1. Dağ Tümeni “Edelweiß”, İkinci Dünya Savaşı sırasında Alman Wehrmacht’ın önemli bir birimiydi, Polonya ve Sovyetler Birliği’nin işgaline katıldı ve 1943’ten itibaren Balkanlar’da partizanlarla savaşmak için kullanıldı. “Edelweiß” bölümü, Kefalonia adasındaki 1943 katliamı gibi savaş suçlarına karıştı.

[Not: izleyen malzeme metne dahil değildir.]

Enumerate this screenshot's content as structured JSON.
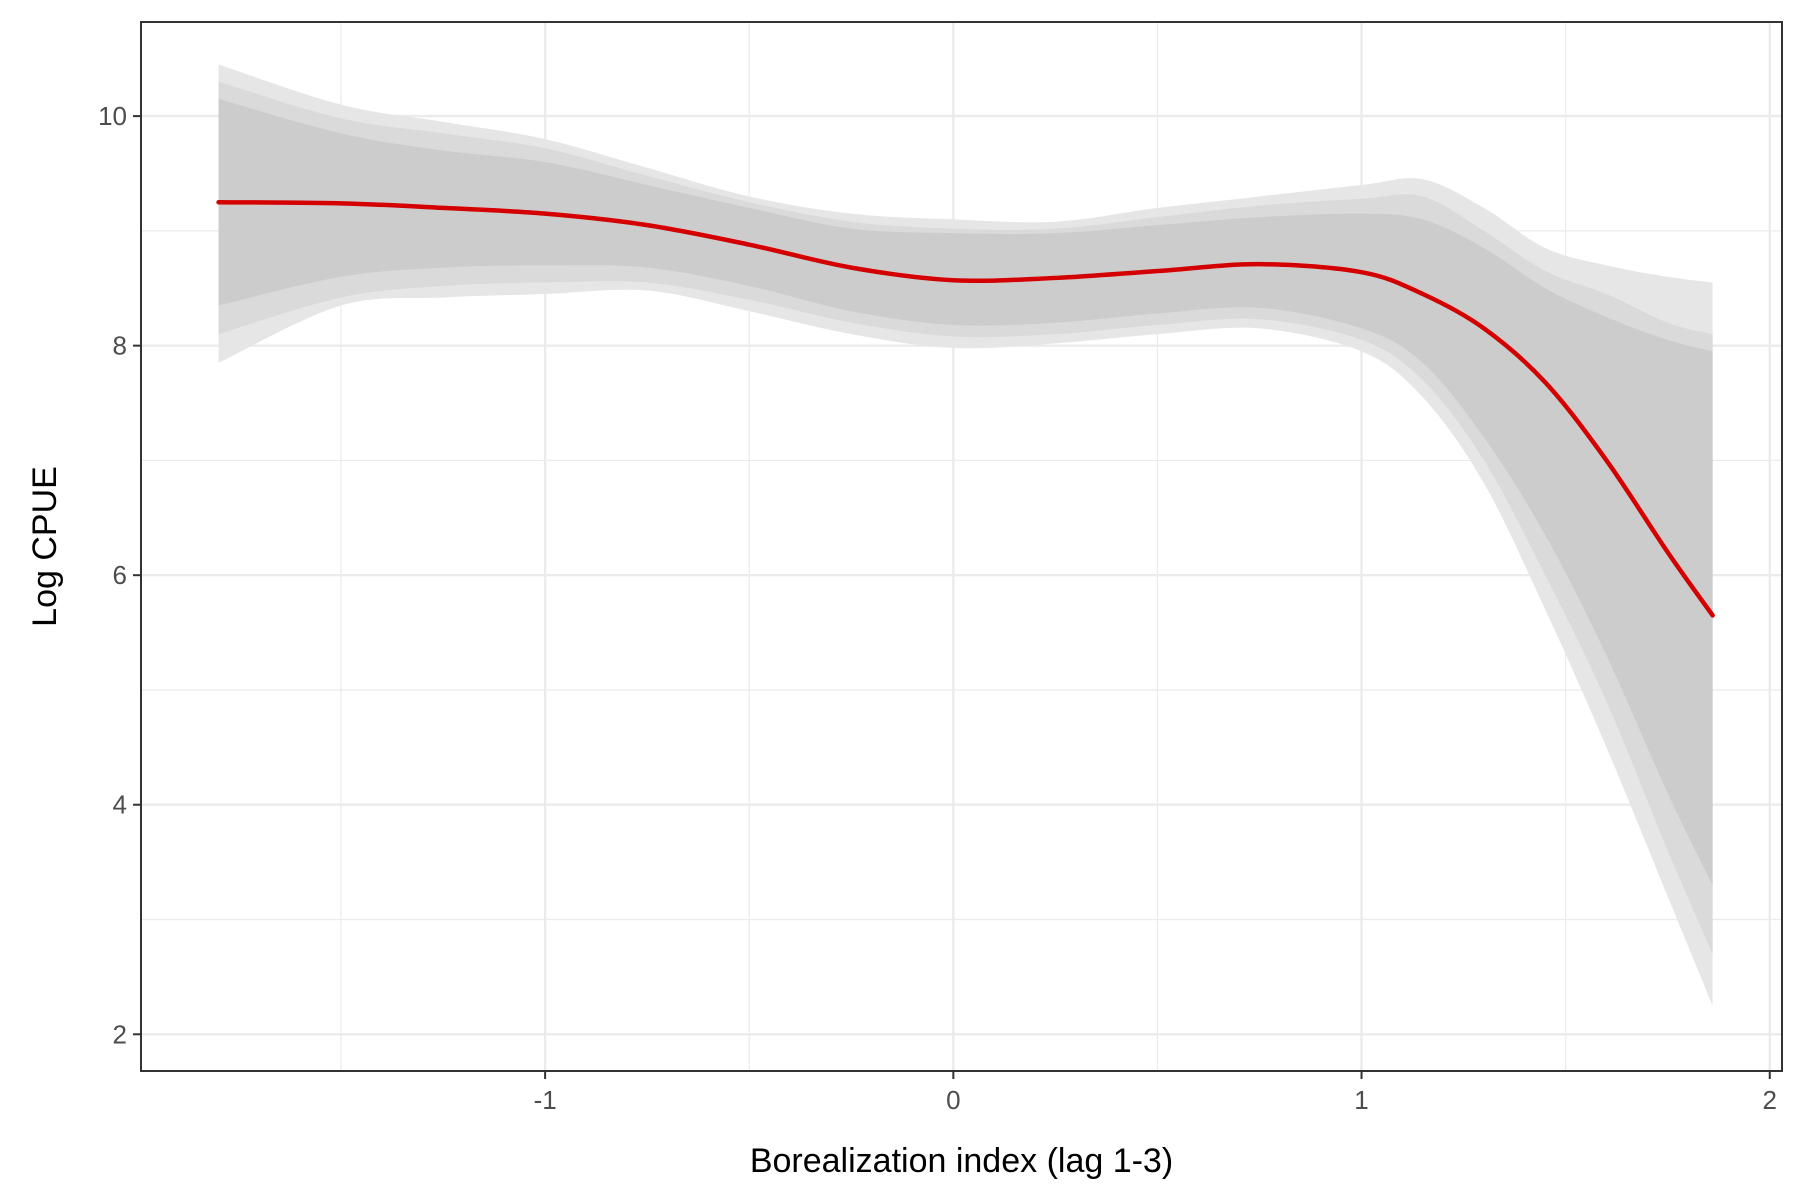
{
  "chart_data": {
    "type": "line",
    "title": "",
    "xlabel": "Borealization index (lag 1-3)",
    "ylabel": "Log CPUE",
    "xlim": [
      -1.99,
      2.03
    ],
    "ylim": [
      1.68,
      10.82
    ],
    "x_ticks": [
      -1,
      0,
      1,
      2
    ],
    "x_tick_labels": [
      "-1",
      "0",
      "1",
      "2"
    ],
    "y_ticks": [
      2,
      4,
      6,
      8,
      10
    ],
    "y_tick_labels": [
      "2",
      "4",
      "6",
      "8",
      "10"
    ],
    "grid": true,
    "series": [
      {
        "name": "fit",
        "color": "#d40000",
        "x": [
          -1.8,
          -1.5,
          -1.25,
          -1.0,
          -0.75,
          -0.5,
          -0.25,
          0.0,
          0.25,
          0.5,
          0.75,
          1.0,
          1.15,
          1.3,
          1.45,
          1.6,
          1.75,
          1.86
        ],
        "y": [
          9.25,
          9.24,
          9.2,
          9.15,
          9.05,
          8.88,
          8.68,
          8.57,
          8.59,
          8.65,
          8.71,
          8.64,
          8.45,
          8.15,
          7.68,
          7.0,
          6.2,
          5.65
        ]
      }
    ],
    "ribbons": [
      {
        "name": "outer-interval",
        "color": "#e6e6e6",
        "x": [
          -1.8,
          -1.5,
          -1.25,
          -1.0,
          -0.75,
          -0.5,
          -0.25,
          0.0,
          0.25,
          0.5,
          0.75,
          1.0,
          1.15,
          1.3,
          1.45,
          1.6,
          1.75,
          1.86
        ],
        "lower": [
          7.85,
          8.35,
          8.42,
          8.45,
          8.48,
          8.3,
          8.1,
          7.98,
          8.02,
          8.1,
          8.15,
          7.95,
          7.55,
          6.8,
          5.7,
          4.5,
          3.2,
          2.25
        ],
        "upper": [
          10.45,
          10.1,
          9.95,
          9.8,
          9.55,
          9.3,
          9.15,
          9.1,
          9.08,
          9.2,
          9.3,
          9.4,
          9.45,
          9.2,
          8.85,
          8.7,
          8.6,
          8.55
        ]
      },
      {
        "name": "mid-interval",
        "color": "#dadada",
        "x": [
          -1.8,
          -1.5,
          -1.25,
          -1.0,
          -0.75,
          -0.5,
          -0.25,
          0.0,
          0.25,
          0.5,
          0.75,
          1.0,
          1.15,
          1.3,
          1.45,
          1.6,
          1.75,
          1.86
        ],
        "lower": [
          8.1,
          8.42,
          8.52,
          8.55,
          8.55,
          8.4,
          8.2,
          8.08,
          8.1,
          8.18,
          8.23,
          8.05,
          7.7,
          7.0,
          6.0,
          4.9,
          3.6,
          2.7
        ],
        "upper": [
          10.3,
          9.98,
          9.85,
          9.72,
          9.48,
          9.25,
          9.08,
          9.02,
          9.02,
          9.12,
          9.22,
          9.28,
          9.3,
          9.0,
          8.65,
          8.45,
          8.2,
          8.1
        ]
      },
      {
        "name": "inner-interval",
        "color": "#cccccc",
        "x": [
          -1.8,
          -1.5,
          -1.25,
          -1.0,
          -0.75,
          -0.5,
          -0.25,
          0.0,
          0.25,
          0.5,
          0.75,
          1.0,
          1.15,
          1.3,
          1.45,
          1.6,
          1.75,
          1.86
        ],
        "lower": [
          8.35,
          8.6,
          8.68,
          8.7,
          8.68,
          8.52,
          8.3,
          8.18,
          8.2,
          8.28,
          8.33,
          8.15,
          7.85,
          7.2,
          6.35,
          5.3,
          4.1,
          3.3
        ],
        "upper": [
          10.15,
          9.85,
          9.7,
          9.6,
          9.4,
          9.2,
          9.02,
          8.98,
          8.98,
          9.05,
          9.12,
          9.15,
          9.1,
          8.85,
          8.5,
          8.25,
          8.05,
          7.95
        ]
      }
    ]
  }
}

Reklamdan sonra devamını okuyun


Reklamdan sonra devamını okuyun


Aslında, 14 Şubat 2023’te Ukrayna Devlet Başkanı Volodymyr Zelenskyy, Ukrayna Kara Kuvvetlerinin 10. Dağ Taarruz Tugayına “Edelweiß” onursal adının verilmesine karar verdi. Selenskyj onu bunu yapmaya iten şeyi tam olarak yazmadı. Web sitesinde yalnızca bunun “Ukrayna’nın toprak bütünlüğünü ve bağımsızlığını korumada verilen görevlerin örnek niteliğindeki performansı dikkate alınarak” yapıldığı belirtiliyor.

SPD’li siyasetçi Dirk Wiese, ilgili bir talebe cevaben “Abnahmewatch.de” portalında şunları yazdı: “Bağlantı kurduğunuz Ukrayna Devlet Başkanı’nın açıklaması, adlandırmanın doğrudan Wehrmacht’ın dağ bölümünün adıyla ilgili olduğunu göstermez. Edelweiss, bir sembol ve nişan olarak, 19. yüzyıldan beri çok sayıda uygulama alanında bulunmuştur.